Dimitrion Peter, Zhi Yun, Clayton Dennis, Apodaca Gerard L, Wilcox Madeleine R, Johnson Jon W, Nimgaonkar Vishwajit, D'Aiuto Leonardo
Department of Psychiatry, Western Psychiatric Institute and Clinic, University of Pittsburgh School of Medicine, Pittsburgh, Pennsylvania, USA.
Department of Pharmacology and Pharmaceutical Sciences, School of Medicine, Tsinghua University, Beijing, China.
Mol Neuropsychiatry. 2017 Jul;3(1):28-36. doi: 10.1159/000476034. Epub 2017 Jun 17.

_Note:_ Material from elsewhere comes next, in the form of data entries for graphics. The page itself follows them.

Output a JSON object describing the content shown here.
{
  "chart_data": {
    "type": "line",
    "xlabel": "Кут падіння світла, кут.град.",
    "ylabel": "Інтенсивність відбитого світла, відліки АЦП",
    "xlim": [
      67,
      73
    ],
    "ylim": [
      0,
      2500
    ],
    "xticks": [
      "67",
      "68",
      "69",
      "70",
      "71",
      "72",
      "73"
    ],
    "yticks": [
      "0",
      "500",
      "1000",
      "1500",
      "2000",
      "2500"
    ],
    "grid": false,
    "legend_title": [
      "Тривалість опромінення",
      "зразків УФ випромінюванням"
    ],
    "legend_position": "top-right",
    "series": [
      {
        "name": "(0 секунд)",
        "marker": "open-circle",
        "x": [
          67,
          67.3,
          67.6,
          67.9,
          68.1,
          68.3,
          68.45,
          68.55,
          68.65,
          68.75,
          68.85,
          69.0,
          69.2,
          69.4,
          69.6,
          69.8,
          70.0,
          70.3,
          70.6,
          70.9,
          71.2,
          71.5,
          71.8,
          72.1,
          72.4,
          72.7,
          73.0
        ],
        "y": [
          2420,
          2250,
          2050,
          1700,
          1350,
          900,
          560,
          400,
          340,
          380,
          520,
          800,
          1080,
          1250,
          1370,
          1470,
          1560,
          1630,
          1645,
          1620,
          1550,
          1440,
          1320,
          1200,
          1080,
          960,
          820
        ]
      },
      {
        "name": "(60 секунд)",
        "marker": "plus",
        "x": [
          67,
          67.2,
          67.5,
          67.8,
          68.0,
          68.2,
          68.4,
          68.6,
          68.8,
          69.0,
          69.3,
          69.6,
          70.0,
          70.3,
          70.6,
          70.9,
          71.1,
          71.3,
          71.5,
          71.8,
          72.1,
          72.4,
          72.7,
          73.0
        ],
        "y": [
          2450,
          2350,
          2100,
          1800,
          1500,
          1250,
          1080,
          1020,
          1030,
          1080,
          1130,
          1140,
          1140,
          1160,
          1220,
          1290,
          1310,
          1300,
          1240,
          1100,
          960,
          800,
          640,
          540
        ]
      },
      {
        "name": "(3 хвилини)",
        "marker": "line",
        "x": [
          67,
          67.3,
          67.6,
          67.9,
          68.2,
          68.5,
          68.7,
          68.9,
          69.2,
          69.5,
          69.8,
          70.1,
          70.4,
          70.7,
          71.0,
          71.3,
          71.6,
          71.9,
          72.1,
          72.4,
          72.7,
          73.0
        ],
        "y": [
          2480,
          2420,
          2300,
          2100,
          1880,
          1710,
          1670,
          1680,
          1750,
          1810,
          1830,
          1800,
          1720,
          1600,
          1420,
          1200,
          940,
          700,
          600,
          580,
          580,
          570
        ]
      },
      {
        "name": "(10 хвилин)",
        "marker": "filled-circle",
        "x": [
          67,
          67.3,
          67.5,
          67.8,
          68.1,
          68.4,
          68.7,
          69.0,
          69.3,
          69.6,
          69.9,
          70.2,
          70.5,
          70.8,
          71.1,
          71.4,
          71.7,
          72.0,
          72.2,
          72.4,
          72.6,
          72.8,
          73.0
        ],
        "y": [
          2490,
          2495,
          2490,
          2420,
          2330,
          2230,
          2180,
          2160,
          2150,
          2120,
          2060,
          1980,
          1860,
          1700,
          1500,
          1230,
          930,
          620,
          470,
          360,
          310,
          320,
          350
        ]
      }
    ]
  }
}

Induced pluripotent stem cell (iPSC)-based technologies offer an unprecedented possibility to investigate defects occurring during neuronal differentiation in neuropsychiatric and neurodevelopmental disorders, but the density and intricacy of intercellular connections in neuronal cultures challenge currently available analytic methods. Low-density neuronal cultures facilitate the morphometric and functional analysis of neurons. We describe a differentiation protocol to generate low-density neuronal cultures (∼2,500 neurons/cm) from human iPSC-derived neural stem cells/early neural progenitor cells. We generated low-density cultures using cells from 3 individuals. We also evaluated the morphometric features of neurons derived from 2 of these individuals, one harboring a microdeletion on chromosome 15q11.2 and the other without the microdeletion. An approximately 7.5-fold increase in the density of dendritic filopodia was observed in the neurons with the microdeletion, consistent with previous reports. Low-density neuronal cultures enable facile and unbiased comparisons of iPSC-derived neurons from different individuals or clones.
基于诱导多能干细胞(iPSC)的技术为研究神经精神疾病和神经发育障碍中神经元分化过程中出现的缺陷提供了前所未有的可能性,但神经元培养物中细胞间连接的密度和复杂性对目前可用的分析方法提出了挑战。低密度神经元培养有助于对神经元进行形态计量和功能分析。我们描述了一种从人iPSC衍生的神经干细胞/早期神经祖细胞生成低密度神经元培养物(约2500个神经元/cm²)的分化方案。我们使用来自3个个体的细胞生成了低密度培养物。我们还评估了其中2个个体来源的神经元的形态计量特征,一个在染色体15q11.2上有微缺失,另一个没有微缺失。与之前的报道一致,在有微缺失的神经元中观察到树突丝状伪足密度增加了约7.5倍。低密度神经元培养能够轻松且无偏地比较来自不同个体或克隆的iPSC衍生神经元。